In its strictest sense, tmesis (; plural tmeses ; Ancient Greek:  tmēsis  "a cutting" <  temnō, "I cut") is a word compound that is divided into two parts, with another word infixed between the parts, thus constituting a separate word compound. In a broader sense, tmesis is a recognizable phrase (such as a phrasal verb) or word that is divided into two parts, with one or more words interpolated between the parts, thus creating a separate phrase.

Verbs
Tmesis of prefixed verbs (whereby the prefix is separated from the simple verb) was an original feature of the Ancient Greek language, common in Homer (and later poetry), but not used in Attic prose.  Such separable verbs are also part of the normal grammatical usage of some modern languages, such as Dutch and German.

Ancient Greek
Tmesis in Ancient Greek is something of a misnomer, since there is not necessarily a splitting of the prefix from the verb; rather the consensus now seems to be that the separate prefix or pre-verb reflects a stage in the language where the prefix had not yet joined onto the verb.  There are many examples in Homer's epics, the Iliad and the Odyssey, both of which preserve archaic features.  One common and oft-cited example is  (kata dakrua leibōn; "shedding tears"), in which the pre-verb/prefix  kata- "down" has not yet joined the verbal participle  leibōn "shedding". In later Greek, these would combine to form the compound verb  kataleibōn "shedding (in a downwards direction)".

Latin
Tmesis is found as a poetic or rhetorical device in classical Latin poetry, such as Ovid's Metamorphoses. Words such as circumdare ("to surround") are split apart with other words of the sentence in between, e.g. circum virum dant: "they surround the man" (circumdant (circum- prefix + dant)). This device is used in this way to create a visual image of surrounding the man by means of the words on the line. In the work of the poet Ennius, the literal splitting of the word cerebrum creates a vivid image: saxo cere comminuit brum "he shattered his brain with a rock."

Old Irish
Tmesis can be found in some early Old Irish texts, such as Audacht Morainn. Old Irish verbs are found at the beginning of clauses (in a VSO word order) and often possess prepositional pre-verbal particles, e.g. ad-midethar (ad- prefix) "evaluates, estimates". Tmesis occurs when the pre-verbal particle is separated from the verbal stem and the verbal stem is placed in clause final position while the pre-verbal particle/prefix remains at the beginning of the clause. This results in an abnormal word order, e.g. ad- cruth caín -cichither "[the] fair form will be seen" (where ad-chichither is the future third-person singular passive of ad-cí "sees").

Old Norse
Examples of tmesis have been found in skaldic poetry. In addition to the use of kennings, skalds used tmesis to obscure the meaning of the poem. One use of tmesis was to divide the elements of personal names.

German
The so-called separable verbs have a separable particle that changes the meaning of the root verb, but that does not always remain attached to the root verb. German sentence structure normally places verbs in second position or final position. For separable verbs, the particle always appears in final position. If a particular sentence's structure places the entire verb in final position, then the particle and root verb appear together. If a sentence places the verb in second position, then only the root verb will appear in second position; the separated particle remains at the end of the sentence. For example, the separable verb anfangen ("to start") consists of the separable particle an and the root fangen:

Root verb in second position: Ich fange die Arbeit an. ("I start the work.")
Root verb in final position: Morgens trinke ich heiße Schokolade, weil ich dann die Arbeit anfange. ("In the morning I drink hot chocolate, because afterwards I begin the work.")

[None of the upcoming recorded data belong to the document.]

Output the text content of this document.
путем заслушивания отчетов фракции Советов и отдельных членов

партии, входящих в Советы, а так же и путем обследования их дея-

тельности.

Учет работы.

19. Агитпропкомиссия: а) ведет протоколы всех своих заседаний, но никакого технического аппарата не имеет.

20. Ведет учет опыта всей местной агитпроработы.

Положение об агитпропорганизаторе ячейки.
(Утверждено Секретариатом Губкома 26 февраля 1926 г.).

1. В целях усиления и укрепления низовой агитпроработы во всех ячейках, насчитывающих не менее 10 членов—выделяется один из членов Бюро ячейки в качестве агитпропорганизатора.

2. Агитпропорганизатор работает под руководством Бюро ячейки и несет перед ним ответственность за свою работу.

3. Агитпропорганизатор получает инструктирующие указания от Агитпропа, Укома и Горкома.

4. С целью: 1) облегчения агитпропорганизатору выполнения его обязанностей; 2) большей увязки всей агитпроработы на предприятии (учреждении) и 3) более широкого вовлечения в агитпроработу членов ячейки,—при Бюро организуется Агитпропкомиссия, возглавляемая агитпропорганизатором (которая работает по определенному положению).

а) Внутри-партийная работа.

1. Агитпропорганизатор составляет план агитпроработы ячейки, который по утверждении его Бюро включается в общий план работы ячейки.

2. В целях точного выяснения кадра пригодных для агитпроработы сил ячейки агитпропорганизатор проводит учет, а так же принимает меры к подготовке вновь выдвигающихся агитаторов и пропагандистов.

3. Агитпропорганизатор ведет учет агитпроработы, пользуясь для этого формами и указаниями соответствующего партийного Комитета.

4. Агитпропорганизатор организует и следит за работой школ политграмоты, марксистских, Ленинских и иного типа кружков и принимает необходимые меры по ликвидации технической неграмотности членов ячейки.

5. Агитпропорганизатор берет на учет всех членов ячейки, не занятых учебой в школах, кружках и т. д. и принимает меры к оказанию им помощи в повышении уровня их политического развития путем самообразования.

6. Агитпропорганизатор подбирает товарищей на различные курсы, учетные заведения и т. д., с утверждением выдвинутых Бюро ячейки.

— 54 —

However, in many other German verbs the particle (such as be- or ent-) is inseparable, always staying with the root verb.

In some verbs, the past participle prefix ge is inserted in the middle of the word, for instance:

Ich habe die Arbeit bereits angefangen. ("I have already begun the assignment.")

English
Colloquial examples include un-bloody-believable and several variants. Numerous English words are joined with the vulgar infix -fucking-, such as "unfuckingbelievable". The phrase A whole nother...(story / kettle of fish / ball game / etc.), wherein whole is interpolated within the word another, is an example of tmesis that results in a noun phrase rather than a compound word.

English employs a large number of phrasal verbs, consisting of a core verb and a particle. A phrasal verb is written as two words that are analyzed semantically as a unit, but the unit may be separable under certain circumstances. For example, regarding a phrasal verb that has a transitive sense: 
Turn off the light  OR  Turn the light off. (optional tmesis)
Hand in the application OR Hand it in. (optional tmesis)

Similarly, tmesis can occur regarding a phrasal verb that has an intransitive sense. For example:
Come back tomorrow OR Come on back tomorrow. (adjunctive tmesis)
Let's head out OR Let's head right out. (adjunctive tmesis)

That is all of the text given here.